Adam, Paul (2014-07-12). All-in-One CCIE V5 Written Exam Guide (Kindle Locations 891-894).  . Kindle Edition.

1.1.b Identify Cisco express forwarding concepts

Cisco Express Forwarding (CEF) is advanced, layer 3 IP forwarding technology. CEF optimizes network performance and scalability where networks have large and dynamic traffic patterns, such as the Internet itself.

CEF offers the following benefits:

● Improved performance—CEF is less CPU-intensive than older fast switching. As a result, more CPU processing power can be dedicated to other layer 3 services such as quality of service (QoS) and encryption.

● Scalability—CEF offers full switching capacity at each line card or blade when distributed CEF (dCEF) mode is active.

● Resilience—CEF offers switching consistency and stability in large dynamic networks. In dynamic networks, fast-switched cache entries go through high level of churn and are frequently invalidated due to routing changes. These changes can cause traffic to be process switched using the routing table, rather than fast switched using the route cache. With CEF, Forwarding Information Base (FIB) lookup table contains all known routes that exist in the routing table, it eliminates route cache maintenance and as a result avoids sub optimal forwarding scenarios that takes place with the fast-switch or process switching.

CEF uses a FIB to make IP destination prefix-based switching decisions. The FIB is conceptually similar to a routing table or information base. It maintains a mirror image of the forwarding information contained in the IP routing table. When routing or topology changes occur in the network, the IP routing table is updated, and those changes are reflected in the FIB. The FIB maintains next hop address information based on the information in the IP routing table.

Hardware based switching platforms use Content Addressable Memory (CAM) for storing the CEF related information. These tables are finite and can fill up to exhaustion, which would cause forwarding to fall back to software. Catalyst 4500, as an example, can carry up to 128K entries in Supervisor IV/ V CAMs. Once those entries are filled up, it switches to software forwarding with an error message “C4K_L3HWFORWARDING-2-FWDCAMFULL”. You can verify CAM table usage by show platform hardware ip route summary command.

Adam, Paul (2014-07-12). All-in-One CCIE V5 Written Exam Guide (Kindle Locations 867-873).  . Kindle Edition.

1.1.b Identify Cisco express forwarding concepts

1.1.b (iii) Polarization concept and avoidance

when there is an even number of ecmp (equal cost multi path), traffic will not be distributed evenly.

polarization in cef occurs when traffic uses per destination load balancing and the same algorithm (the default). this will cause traffic to be unevenly load balanced after the initial distribution.

from http://www.cisco.com/c/en/us/td/docs/ios-xml/ios/ipswitch_cef/configuration/15-mt/isw-cef-15-mt-book/isw-cef-load-balancing.html

  • Original algorithm–The original Cisco Express Forwarding load-balancing algorithm produces distortions in load sharing across multiple routers because the same algorithm was used on every router.
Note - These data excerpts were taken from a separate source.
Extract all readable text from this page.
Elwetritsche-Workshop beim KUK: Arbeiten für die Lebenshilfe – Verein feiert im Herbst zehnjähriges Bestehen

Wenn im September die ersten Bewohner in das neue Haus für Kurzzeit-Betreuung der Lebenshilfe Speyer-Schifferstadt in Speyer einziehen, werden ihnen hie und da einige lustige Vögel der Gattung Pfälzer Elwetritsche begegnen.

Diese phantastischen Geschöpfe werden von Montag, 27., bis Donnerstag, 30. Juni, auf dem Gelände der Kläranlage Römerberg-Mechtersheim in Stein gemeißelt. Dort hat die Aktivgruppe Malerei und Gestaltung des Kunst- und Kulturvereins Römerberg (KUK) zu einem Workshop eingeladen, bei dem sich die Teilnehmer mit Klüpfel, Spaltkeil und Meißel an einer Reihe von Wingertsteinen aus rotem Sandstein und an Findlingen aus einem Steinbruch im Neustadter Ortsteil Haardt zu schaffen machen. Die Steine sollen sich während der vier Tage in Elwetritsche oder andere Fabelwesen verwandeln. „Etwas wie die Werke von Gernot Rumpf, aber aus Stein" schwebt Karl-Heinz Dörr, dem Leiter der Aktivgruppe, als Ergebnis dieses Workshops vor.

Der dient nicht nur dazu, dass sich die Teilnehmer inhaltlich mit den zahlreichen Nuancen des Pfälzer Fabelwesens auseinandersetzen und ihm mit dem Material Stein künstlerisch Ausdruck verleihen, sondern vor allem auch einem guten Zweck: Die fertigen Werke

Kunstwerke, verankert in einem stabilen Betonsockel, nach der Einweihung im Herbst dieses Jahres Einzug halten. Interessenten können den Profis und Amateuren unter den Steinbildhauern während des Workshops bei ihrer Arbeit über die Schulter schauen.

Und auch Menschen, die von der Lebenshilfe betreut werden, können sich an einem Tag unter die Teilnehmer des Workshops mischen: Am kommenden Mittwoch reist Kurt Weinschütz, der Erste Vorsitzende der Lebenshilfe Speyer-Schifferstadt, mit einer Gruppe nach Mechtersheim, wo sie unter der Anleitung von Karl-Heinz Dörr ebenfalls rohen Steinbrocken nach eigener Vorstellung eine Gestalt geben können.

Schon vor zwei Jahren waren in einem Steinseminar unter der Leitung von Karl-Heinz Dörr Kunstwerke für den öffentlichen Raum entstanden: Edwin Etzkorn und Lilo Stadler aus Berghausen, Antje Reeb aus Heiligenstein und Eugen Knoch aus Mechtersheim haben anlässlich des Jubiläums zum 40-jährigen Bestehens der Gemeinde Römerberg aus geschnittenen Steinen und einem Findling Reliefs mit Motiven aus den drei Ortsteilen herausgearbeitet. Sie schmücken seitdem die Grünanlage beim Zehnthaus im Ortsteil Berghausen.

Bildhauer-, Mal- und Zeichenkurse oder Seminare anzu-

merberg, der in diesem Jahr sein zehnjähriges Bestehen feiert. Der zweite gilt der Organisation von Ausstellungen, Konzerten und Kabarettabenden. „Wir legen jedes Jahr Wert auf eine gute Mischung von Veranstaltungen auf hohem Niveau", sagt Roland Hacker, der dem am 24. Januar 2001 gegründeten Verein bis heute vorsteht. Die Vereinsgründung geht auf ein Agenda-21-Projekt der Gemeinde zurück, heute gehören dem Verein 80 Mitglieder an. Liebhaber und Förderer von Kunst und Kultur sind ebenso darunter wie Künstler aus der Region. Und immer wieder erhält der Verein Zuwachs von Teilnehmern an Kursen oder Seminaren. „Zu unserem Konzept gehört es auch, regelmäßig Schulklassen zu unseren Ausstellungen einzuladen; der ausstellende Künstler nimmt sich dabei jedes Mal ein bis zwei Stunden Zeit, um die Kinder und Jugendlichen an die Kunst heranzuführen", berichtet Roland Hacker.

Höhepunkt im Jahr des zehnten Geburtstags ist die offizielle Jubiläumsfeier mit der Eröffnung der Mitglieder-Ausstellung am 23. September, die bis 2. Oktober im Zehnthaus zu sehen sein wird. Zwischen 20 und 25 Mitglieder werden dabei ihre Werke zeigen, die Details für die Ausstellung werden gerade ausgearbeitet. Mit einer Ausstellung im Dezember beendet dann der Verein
Depending on your network environment, you should select either the universal algorithm (default) or the tunnel algorithm instead.
  • Universal algorithm–The universal load-balancing algorithm allows each router on the network to make a different load sharing decision for each source-destination address pair, which resolves load-sharing imbalances. The router is set to perform universal load sharing by default.
  • Tunnel algorithm–The tunnel algorithm is designed to balance the per-packet load when only a few source and destination pairs are involved.
  • Include-ports algorithm–The include-ports algorithm allows you to use the Layer 4 source and destination ports as part of the load-balancing decision. This method benefits traffic streams running over equal cost paths that are not load shared because the majority of the traffic is between peer addresses that use different port numbers, such as Real-Time Protocol (RTP) streams. The include-ports algorithm is available in Cisco IOS Release 12.4(11)T and later releases.